I believe that the story of his moving to Wimberly is true. Just as I  believe that the books he read on the corner of 71 & S.1st were tales of Minimalist Happiness, Enlightenment, How to Survive without Consumerism, The Simple Life, or something along those topics...


Thursday, February 3, 2011

For the love of.. Yoga

My last post really got me thinking about how much a part of my life yoga has become. I feel fortunate to have been introduced to the practice, 3 years ago this month :)
The more my practice develops, the more I learn about my mind, my body, my breath, my life.

In the beginning I went to class for entertainment, it was something to do. I had been a chronic sufferer of carpel and cubital tunnel for years. And within the first month of regularly attending yoga classes -- my symptoms disappeared. completely. relief. And I was hooked.
Last year, during a period when I was too stressed to care about anything, I completely neglected my yoga practice for about a month -- I noticed within the second week how my arm began to feel painfully "numb" again. My hand was tingly feeling and I knew what was going on. I embraced my practice once again and my carpal tunnel subsided.

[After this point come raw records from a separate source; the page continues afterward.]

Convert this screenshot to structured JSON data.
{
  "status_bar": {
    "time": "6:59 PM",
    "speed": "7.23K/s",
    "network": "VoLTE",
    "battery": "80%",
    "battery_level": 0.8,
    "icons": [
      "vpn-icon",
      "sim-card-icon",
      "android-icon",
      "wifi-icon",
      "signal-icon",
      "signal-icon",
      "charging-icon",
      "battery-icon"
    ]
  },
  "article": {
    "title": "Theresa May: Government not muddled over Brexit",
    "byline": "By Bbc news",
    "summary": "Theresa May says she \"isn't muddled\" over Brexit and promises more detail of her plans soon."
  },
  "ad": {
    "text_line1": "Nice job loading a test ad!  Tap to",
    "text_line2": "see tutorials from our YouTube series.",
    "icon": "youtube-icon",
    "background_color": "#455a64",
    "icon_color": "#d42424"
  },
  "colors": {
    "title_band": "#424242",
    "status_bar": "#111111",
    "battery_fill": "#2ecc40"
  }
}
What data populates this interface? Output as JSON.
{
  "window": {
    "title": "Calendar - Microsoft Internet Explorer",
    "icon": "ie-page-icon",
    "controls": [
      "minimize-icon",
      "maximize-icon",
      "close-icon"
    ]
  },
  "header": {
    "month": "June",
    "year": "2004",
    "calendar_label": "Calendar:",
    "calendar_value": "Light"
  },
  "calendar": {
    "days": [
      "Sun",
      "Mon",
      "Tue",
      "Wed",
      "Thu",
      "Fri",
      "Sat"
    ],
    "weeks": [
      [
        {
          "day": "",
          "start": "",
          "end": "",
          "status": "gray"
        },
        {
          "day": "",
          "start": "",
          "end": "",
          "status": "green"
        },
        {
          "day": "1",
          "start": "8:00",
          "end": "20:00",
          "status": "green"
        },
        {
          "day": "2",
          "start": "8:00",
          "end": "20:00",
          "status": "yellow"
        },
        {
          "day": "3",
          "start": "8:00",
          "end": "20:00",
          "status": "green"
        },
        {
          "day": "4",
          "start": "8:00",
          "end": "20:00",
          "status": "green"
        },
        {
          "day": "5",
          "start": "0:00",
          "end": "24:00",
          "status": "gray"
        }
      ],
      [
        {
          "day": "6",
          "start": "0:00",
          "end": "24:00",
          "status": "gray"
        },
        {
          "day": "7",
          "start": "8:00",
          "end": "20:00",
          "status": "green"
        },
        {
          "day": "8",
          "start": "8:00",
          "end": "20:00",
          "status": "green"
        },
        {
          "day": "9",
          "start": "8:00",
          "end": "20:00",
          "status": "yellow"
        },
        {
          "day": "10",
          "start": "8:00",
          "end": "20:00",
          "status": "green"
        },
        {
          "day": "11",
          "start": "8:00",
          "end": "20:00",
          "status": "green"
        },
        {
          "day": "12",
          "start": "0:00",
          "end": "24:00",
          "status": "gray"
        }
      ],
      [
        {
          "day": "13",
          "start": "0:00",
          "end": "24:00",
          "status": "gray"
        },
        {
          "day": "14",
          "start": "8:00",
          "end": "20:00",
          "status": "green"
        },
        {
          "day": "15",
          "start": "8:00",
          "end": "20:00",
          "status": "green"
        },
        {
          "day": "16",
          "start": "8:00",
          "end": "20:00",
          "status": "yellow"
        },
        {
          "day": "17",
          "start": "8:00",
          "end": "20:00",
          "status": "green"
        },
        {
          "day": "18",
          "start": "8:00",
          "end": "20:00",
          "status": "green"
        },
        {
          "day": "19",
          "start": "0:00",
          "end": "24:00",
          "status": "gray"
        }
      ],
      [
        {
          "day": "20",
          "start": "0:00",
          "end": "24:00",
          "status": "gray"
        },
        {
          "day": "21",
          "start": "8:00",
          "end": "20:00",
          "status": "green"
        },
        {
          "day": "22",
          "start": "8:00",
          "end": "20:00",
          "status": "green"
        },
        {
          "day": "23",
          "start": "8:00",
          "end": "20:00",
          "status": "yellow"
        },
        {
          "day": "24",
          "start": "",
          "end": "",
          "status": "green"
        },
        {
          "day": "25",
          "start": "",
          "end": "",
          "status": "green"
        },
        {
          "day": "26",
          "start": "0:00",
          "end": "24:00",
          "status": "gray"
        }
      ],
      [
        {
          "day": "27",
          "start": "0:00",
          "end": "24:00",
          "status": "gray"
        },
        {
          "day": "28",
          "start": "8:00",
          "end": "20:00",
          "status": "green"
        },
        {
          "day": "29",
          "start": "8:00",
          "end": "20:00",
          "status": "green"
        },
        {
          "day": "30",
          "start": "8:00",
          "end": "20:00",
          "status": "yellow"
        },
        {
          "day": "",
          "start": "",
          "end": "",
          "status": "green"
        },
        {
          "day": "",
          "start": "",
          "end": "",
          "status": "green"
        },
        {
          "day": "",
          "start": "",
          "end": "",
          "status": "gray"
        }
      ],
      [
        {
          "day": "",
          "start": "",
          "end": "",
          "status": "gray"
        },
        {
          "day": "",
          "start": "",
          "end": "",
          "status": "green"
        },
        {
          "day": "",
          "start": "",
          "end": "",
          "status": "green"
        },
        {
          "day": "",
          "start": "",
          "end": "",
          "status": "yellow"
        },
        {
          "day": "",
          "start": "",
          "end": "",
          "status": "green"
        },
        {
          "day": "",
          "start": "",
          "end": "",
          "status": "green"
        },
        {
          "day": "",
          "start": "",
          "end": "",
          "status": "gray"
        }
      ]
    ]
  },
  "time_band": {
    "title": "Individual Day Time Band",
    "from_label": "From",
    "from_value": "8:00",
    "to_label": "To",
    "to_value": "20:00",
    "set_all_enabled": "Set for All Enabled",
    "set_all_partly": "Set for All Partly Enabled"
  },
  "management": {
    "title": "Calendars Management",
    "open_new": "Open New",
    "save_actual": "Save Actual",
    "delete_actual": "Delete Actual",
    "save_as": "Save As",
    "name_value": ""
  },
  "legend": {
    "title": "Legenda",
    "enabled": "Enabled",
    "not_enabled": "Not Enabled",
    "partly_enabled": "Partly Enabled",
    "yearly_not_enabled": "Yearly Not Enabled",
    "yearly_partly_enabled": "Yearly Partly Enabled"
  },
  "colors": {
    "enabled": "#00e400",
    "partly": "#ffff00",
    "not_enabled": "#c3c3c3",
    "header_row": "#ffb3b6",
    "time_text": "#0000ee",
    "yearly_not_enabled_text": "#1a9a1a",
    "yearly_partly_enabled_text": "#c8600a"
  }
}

During college and the first year afterward I experienced extreme amounts of anxiety in my everyday life. For some reason or another I often felt uneasy, fatigued and simply anxious about any and everything. The wind could blow a certain way and I felt "impending doom" (that's text book anxiety) rest upon me. After a series of actual panic "attacks" I sought some therapy and learned to journal -- which is a practice I regard even today.

My anxious feelings too have dissipated, just as my carpal tunnel has, through yoga.
I wonder what I would have/ could have been like at a younger age had known this kind of mental, physical and spiritual exercise existed.

And as if alleviating carpal tunnel and anxiety was not enough -- with my practice has come an sense of mental clarity. Not that I think I have everything figured out! at all. -- but much more like, All I know is that I know nothing.

I truly feel that yoga saved me. And made me the person I have grown to be and will continue to become, for that I am eternally grateful.